Non seulement, nous sommes des "logés" et pas des habitants, mais il y a aussi tout le problème de la dispersion que j'ai maintes fois abordé (notamment PDF là : http://www.descolarisation.org/pdf/la_dispersion_contre_la_democratie_sylvain_rochex.pdf ou émissions de radio là : http://www.radio-gresivaudan.org/Dispersion-acceleration-sociale.html)

Concernant les expulsions politiques (et militaires !) de ceux qui cherchent à retrouver l'art d'habiter, Illich nous offre cette terrible analyse : (Est-ce que c'est ce qui attend finalement les Zadistes ?! Ou bien allons-nous enfin nous réveiller sur ce sujet ?)

 « Ils seront tous expulsés, moins parce qu'ils causent du tort au propriétaire des lieux, ou parce qu'ils menacent la paix ou la salubrité du quartier, que parce qu'ils récusent l'axiome social qui définit le citoyen comme un élément nécessitant un casier de résidence standard. » I. Illich
 
Mais faut-il rappeler que si les Zadistes ne sont pas encore expulsés et que leurs cabanes ne sont pas encore détruites, ce n'est pas le cas pour beaucoup d'autres gens dans le pays qui voient leur yourte détruite et la police arriver avec violence sur leur lopin "agricole" qui n'est malheureusement pas "constructible" parce que ces habitants n'ont pas eu la présence d'esprit de devenir Élu ou d'être amis avec les Élus et parce que ces gens ne veulent pas vendre leur force de travail pendant 30 ans au service des banques...
Et les communaux ailleurs que sur la ZAD !!? Chez nous en Savoie, on n'arrive même pas à obtenir le droit de planter un seul pommier sur des centaines d'hectares disponibles de la commune.
 
Autres propos d'Illich qui va dans le sens de la ZAD comme bien commun mais qui questionne l'habitat en parallèle ! :
 
« Il ne peut y avoir d'art d'habiter en l'absence de communaux (NDLR : et réciproquement !). (...) La guerre contre l'habitat vernaculaire est entrée dans sa phase ultime et on force les gens à chercher un logement - qui est un produit rare.  (...) presque partout dans le monde de puissants moyens ont été mis en œuvre pour violer l'art d'habiter des communautés locales et créer le sentiment de plus en plus aigu que l'espace vital est rare. Ce viol des communaux par le logement est aussi brutal que la pollution des eaux. (...) L'autoconstruction est considérée comme un simple violon d'Ingres. Le retour à la terre est jugée romantique. » I. Illich
 
« L'espace propre à porter les marques de la vie est aussi fondamental pour la survie que l'eau et l'air non pollués. Ce n'est pas le propre du genre humain que de se parquer dans des garages, si splendidement aménagés soient-ils, avec leurs douches et leurs économiseurs d'énergie. » I. Illich
 
C'est clair, nous n'habitons plus. Et c'est sans doute la question cruciale sur la ZAD, maintenant que cette histoire d'aéroport est derrière nous ! Comment pérenniser l'habitat libre dans ce monde où il est radicalement interdit ?! Or, comme dit Illich, c'est pourtant aussi vital que l'air et l'eau purs.

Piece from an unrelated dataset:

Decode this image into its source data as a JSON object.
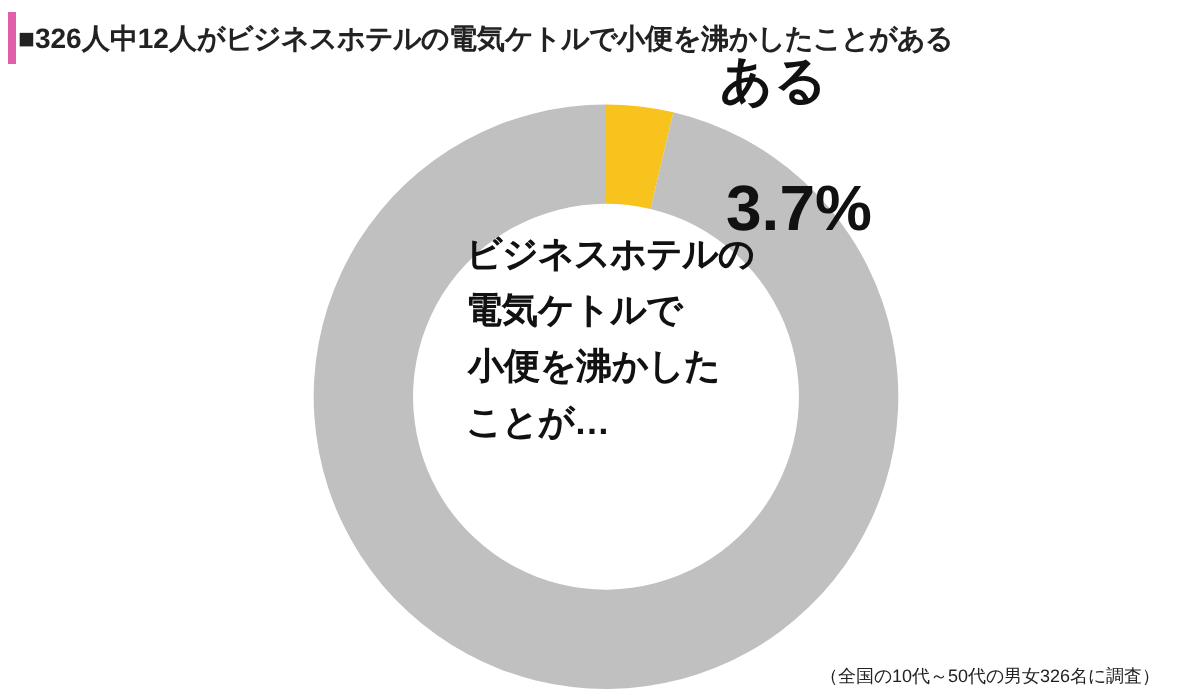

Le sujet de l'habitat, vraiment trop peu abordé est pourtant fondamental, en lui-même, mais aussi métaphoriquement. En effet, le vieux monde que nous voulons voir finir est comme un immense édifice (non vernaculaire donc, qui s'impose à nous), et nôtre tâche est de le faire disparaître sans le faire exploser directement sans quoi il nous tomberait dessus et nous tuerait. Cela consiste pour chacun de nous (et ensemble) à retirer brique après brique, patiemment mais sûrement. Les briques du vieux monde existent très logiquement les unes par rapport aux autres, et on est souvent obligé pour retirer telle ou telle d'en avoir préalablement retirées certaines autres.

Voyez-vous à quel point cette métaphore se superpose parfaitement à notre situation réelle en terme d'habitat ? Nous n'habitons pas, nous sommes des "logés", hétéronomes, dans des édifices, non respirant, malsains, pollués, non vernaculaires, qui nous enserrent, et nous font vivre une pression d'Enfer, insoutenable, INDIGNE.
Soit nous sommes "LOCATAIRES" avec la pression financière délirante du loyer à payer et avec cette relation si exquise, si DIABOLIQUE, avec "le propriétaire" ; tout ça, c'est UN ENFER.
Soit nous sommes PROPRIÉTAIRES et nous payons un loyer à la banque. La pression est la même. Nous sommes dans tous les cas en conséquence des esclaves du travail-des propriétaires et/ou des banques.
Et en plus, — et c'est bien le pire du pire qui devrait nous faire péter les plombs — , nous n'habitons pas (relire Illich ci-dessus).
De plus, ces mauvaises conditions initiales ne permettront pas une bonne articulation de l'individuel et du collectif, tout aussi fondamentale.
Et de cette situation initiale délétère découle des mauvais rapports humains (des conflits perpétuels) qui ne devraient pas nous étonner — ils sont une conséquence, un symptôme, il faut traiter la cause, qui est le mode d'habitat — .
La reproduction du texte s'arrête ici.